What are you working on right now?
I'm working on getting the word of this club out to students. We currently have lots of interest from within the CSE department, but there is a lot more outreach to be done within SEAS as a whole, and also outside SEAS. Besides that, we're working to recruit more faculty to come join our speaker series!
What are you passionate about?
I'm passionate about learning from a diverse array of fields, not just that of my major. Many of the questions we want to ask in this club cannot be solved by computer science and engineering alone. We need to examine these problems from all different academic angles, and I want to prepare myself for that.
Has there been a particular faculty member that has been formative during your time at UB?
Professor Atri Rudra has been instrumental in my development as a student and researcher. I took his introductory algorithms class a few years back and really enjoyed it. After that class, I did (and still am doing) theoretical computer science research with him. It was during our research meetings that the idea for SoCo was seeded, and he was instrumental in helping me get this club up and running. Through this process we discovered our mutual interest in society and computing related topics, and he was able to introduce me to many other faculty members that helped the club's start in one way or another. In all these settings, Atri has been honest, insightful, and overall a great person to talk to. It's been awesome getting to know him over my undergraduate career!
What are your future plans?
Right now my plan is to pursue a PhD after I graduate. Hopefully I will be able to do research that is relevant to SoCo, as that is my primary interest.
What is your advice for prospective students?
My main advice to prospective students is to challenge yourself to be as interdisciplinary of a student as possible. This could mean taking as many classes as possible outside of your major, getting involved in interdisciplinary clubs, or adding a minor or a second major (finances and time permitting).

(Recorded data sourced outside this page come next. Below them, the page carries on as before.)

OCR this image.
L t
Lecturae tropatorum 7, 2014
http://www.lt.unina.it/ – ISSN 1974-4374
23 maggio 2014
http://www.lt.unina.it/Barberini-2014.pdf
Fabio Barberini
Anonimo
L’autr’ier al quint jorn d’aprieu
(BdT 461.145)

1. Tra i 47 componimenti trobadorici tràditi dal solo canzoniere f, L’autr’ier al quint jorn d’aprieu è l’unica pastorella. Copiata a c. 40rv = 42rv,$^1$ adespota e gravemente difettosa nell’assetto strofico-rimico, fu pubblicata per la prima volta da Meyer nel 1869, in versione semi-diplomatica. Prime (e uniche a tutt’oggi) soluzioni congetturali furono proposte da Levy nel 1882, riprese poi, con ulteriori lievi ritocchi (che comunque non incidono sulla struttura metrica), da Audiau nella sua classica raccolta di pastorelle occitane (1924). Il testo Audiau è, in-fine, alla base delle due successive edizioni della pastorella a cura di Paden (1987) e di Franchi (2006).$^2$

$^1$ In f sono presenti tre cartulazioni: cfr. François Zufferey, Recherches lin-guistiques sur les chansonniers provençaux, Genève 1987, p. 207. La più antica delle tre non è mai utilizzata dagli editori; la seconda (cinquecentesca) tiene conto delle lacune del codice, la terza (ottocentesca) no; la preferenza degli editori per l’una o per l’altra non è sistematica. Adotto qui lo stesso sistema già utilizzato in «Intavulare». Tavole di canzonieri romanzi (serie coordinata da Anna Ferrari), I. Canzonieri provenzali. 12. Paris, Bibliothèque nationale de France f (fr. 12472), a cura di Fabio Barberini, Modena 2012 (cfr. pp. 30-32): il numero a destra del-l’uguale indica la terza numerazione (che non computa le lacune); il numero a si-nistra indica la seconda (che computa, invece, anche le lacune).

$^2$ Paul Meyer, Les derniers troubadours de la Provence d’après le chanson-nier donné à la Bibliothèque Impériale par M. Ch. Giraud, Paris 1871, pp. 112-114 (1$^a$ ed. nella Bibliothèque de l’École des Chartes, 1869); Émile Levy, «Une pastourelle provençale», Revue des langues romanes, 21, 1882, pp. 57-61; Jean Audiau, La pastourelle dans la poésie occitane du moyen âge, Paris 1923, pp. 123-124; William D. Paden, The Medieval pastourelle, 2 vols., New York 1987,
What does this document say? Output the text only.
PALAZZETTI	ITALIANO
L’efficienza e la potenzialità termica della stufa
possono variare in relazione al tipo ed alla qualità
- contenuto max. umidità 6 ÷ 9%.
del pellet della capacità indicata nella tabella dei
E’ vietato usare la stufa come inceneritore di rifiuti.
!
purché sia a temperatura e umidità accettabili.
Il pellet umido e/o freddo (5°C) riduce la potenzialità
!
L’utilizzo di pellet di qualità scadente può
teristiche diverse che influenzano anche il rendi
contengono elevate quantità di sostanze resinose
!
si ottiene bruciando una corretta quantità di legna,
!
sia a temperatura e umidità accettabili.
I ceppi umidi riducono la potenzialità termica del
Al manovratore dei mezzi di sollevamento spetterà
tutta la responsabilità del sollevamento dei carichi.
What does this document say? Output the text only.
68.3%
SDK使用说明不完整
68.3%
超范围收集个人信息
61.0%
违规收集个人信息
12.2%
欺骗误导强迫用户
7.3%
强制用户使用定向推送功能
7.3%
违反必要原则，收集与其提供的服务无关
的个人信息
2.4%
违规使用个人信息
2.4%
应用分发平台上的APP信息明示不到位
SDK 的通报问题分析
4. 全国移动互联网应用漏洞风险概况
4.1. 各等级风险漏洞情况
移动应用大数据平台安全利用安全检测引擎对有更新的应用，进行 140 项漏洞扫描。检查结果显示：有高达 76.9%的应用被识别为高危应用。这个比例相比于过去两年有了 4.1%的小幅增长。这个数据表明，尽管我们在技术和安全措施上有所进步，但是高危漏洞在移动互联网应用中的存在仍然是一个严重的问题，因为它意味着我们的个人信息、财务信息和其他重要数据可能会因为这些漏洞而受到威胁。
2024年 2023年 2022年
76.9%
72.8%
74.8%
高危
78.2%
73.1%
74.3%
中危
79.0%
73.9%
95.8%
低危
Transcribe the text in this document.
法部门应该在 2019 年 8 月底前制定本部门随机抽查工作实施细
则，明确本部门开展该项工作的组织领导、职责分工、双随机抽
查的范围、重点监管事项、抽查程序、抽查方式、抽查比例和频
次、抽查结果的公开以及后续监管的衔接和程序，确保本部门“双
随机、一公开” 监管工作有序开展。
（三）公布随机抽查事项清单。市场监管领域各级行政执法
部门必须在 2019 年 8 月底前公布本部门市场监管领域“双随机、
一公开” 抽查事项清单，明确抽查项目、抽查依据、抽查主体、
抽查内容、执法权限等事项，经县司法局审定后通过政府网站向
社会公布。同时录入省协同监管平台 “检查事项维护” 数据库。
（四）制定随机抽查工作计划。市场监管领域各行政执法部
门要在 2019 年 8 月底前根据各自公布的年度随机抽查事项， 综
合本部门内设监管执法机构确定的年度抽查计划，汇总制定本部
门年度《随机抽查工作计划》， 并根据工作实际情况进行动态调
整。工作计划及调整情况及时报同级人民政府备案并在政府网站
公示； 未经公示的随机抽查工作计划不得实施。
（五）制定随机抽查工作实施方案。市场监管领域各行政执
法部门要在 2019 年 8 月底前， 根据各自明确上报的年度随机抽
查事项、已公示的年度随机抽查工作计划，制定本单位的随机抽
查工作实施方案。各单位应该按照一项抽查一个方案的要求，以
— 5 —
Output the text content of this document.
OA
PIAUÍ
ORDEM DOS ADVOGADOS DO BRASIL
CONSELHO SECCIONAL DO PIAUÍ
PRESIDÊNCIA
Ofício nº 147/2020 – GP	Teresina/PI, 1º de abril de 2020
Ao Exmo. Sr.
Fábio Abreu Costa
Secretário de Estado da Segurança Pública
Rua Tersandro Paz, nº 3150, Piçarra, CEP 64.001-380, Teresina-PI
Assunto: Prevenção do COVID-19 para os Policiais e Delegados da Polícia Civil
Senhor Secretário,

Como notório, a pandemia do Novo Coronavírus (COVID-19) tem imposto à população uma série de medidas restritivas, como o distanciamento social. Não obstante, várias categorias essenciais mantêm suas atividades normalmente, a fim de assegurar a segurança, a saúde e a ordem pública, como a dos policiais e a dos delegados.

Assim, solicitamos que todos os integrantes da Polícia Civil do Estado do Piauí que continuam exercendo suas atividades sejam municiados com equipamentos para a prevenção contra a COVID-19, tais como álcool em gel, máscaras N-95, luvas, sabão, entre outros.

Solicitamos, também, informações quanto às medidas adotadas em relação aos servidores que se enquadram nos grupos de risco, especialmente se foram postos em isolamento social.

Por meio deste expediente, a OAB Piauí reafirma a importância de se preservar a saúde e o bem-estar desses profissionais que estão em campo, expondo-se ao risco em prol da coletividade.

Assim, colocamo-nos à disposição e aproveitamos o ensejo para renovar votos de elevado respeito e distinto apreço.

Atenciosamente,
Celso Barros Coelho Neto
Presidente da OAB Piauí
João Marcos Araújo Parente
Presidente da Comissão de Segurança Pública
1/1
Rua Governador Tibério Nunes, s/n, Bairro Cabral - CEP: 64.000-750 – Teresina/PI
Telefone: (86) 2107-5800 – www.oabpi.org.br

Personally, I've really enjoyed taking non-STEM courses not because I don't enjoy STEM, but because doing so has actually enhanced my experience as a STEM major. First, I believe that doing so directly improves your skills within your own major. As an example, my experience reading court case arguments in law class has made me much better at writing proofs for theoretical computer science courses and research. Second, you will be introduced to all sorts of cool and new academic fields. This happened to me after I took an economics class, when I discovered the wonderful world of game theory sitting at the intersection of economics and computer science. Most importantly, stepping outside your academic comfort zone is a great way of introducing yourself to fresh ways of thinking and looking at the world, while sharpening your own critical thinking skills.